In a study funded in part by Geron Corp. (Nasdaq:GERN - news), based in Menlo Park, California, Thomson's team managed to find and grow human stem cells.

They used blastocysts -- clumps of cells a few days old that are grown from fertilized eggs -- that were left over from test-tube fertility treatments and donated by the parents.

Because of U.S. federal laws against experimenting on human embryos, no federal funds were used in the study.

Writing in the journal Science, Thomson's team said they got five different independent cell lines to grow. A cell line is a laboratory dish of cells that are living and dividing as if they were in the body.

''What we can do now is grow a number of different cells, including muscle, cartilage and neurons,'' Thomson said in a telephone interview.

He said this does not yet mean that scientists can grow a liver in a lab dish, however. ''So we are not talking about making whole organs but we are talking about repairing organs,'' he said.

''It's extremely unlikely we could grow a heart anywhere in the near future,'' he added. But heart cells could be grown and used for therapy.

Thomson thinks huge banks of frozen stem cells could be established, each tissue-typed in the same way that organ donors now are. Such technology might be possible in five years, Thomson said.

''If you had large population of uniform heart cells, you could use them for drug testing,'' he said. ''It's a way to screen through large numbers of compounds.''

The stem cells can also be used for basic scientific research such as human developmental biology. Because of ethical concerns about using human embryos, little is known about how people develop in the womb.

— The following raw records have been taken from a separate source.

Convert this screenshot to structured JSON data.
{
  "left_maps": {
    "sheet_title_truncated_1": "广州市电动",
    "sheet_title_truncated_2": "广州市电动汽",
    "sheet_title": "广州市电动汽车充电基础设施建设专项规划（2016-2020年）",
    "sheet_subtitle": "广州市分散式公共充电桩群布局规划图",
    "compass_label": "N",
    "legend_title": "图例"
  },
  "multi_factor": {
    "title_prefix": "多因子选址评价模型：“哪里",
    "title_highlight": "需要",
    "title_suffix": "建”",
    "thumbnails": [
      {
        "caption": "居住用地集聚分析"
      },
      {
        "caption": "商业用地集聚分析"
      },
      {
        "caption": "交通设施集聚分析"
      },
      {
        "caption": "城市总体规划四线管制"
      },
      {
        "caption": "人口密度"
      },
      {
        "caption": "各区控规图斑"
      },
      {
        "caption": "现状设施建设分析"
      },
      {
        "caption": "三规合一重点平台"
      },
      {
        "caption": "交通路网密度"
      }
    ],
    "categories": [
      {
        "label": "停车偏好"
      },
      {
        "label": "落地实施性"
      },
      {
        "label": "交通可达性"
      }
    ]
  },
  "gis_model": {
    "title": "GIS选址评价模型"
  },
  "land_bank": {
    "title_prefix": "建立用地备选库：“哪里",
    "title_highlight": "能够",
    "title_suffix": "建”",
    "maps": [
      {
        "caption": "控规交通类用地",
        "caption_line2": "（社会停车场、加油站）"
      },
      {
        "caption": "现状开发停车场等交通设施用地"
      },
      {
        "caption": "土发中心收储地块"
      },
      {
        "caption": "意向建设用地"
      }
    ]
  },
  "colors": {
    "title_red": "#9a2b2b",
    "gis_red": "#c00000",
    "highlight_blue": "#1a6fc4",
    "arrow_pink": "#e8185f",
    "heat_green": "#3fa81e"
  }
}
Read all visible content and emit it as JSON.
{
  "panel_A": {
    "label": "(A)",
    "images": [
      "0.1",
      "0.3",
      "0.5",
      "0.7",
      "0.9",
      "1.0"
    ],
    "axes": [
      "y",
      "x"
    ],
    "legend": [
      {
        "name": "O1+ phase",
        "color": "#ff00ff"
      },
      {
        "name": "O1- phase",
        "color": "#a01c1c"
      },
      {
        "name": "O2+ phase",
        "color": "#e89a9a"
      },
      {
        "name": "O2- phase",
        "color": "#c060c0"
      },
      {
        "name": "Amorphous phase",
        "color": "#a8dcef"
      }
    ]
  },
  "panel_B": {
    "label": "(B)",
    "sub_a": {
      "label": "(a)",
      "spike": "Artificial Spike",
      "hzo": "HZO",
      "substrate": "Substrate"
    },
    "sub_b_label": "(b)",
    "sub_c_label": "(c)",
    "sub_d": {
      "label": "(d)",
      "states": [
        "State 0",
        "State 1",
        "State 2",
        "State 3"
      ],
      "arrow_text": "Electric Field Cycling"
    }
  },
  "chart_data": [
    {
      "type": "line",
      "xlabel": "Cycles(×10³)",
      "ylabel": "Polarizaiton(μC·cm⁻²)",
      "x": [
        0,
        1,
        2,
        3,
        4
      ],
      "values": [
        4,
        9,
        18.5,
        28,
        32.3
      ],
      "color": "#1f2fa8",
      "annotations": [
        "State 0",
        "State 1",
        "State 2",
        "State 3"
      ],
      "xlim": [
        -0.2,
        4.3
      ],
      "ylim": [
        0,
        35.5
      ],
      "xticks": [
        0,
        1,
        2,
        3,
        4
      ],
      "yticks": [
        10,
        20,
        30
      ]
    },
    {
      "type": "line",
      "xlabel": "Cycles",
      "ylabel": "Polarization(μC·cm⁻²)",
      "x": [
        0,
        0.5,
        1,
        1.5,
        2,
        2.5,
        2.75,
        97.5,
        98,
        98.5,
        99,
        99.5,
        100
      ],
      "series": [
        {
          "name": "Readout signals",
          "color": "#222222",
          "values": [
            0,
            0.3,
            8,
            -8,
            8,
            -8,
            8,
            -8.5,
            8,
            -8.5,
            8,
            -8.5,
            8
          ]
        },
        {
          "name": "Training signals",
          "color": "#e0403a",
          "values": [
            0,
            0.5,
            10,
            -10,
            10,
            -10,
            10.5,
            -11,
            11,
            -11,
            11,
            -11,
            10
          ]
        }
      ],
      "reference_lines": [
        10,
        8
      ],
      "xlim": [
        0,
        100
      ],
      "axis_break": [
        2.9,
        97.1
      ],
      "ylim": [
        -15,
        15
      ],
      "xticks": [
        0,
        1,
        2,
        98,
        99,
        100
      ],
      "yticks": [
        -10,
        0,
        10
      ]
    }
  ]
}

''Everything we know about human development we know from the mouse, and the mouse is different,'' Thomson said.

''This will be important for understanding infertility, birth defects and pregnancy loss. Ultimately, if we understand development enough we should be able to treat or prevent those conditions.''

A second team did a similar experiment with cells from aborted fetuses. Writing in the Proceedings of the National Academy of Sciences, John Gearhart of Johns Hopkins University in Baltimore and colleagues, also partly funded by Geron, took primordial sperm and egg cells from the fetuses and grew them into stem cells.

''The potential of these unique, versatile cells for human biologic studies and medicine is enormous,'' Gearhart said in a statement.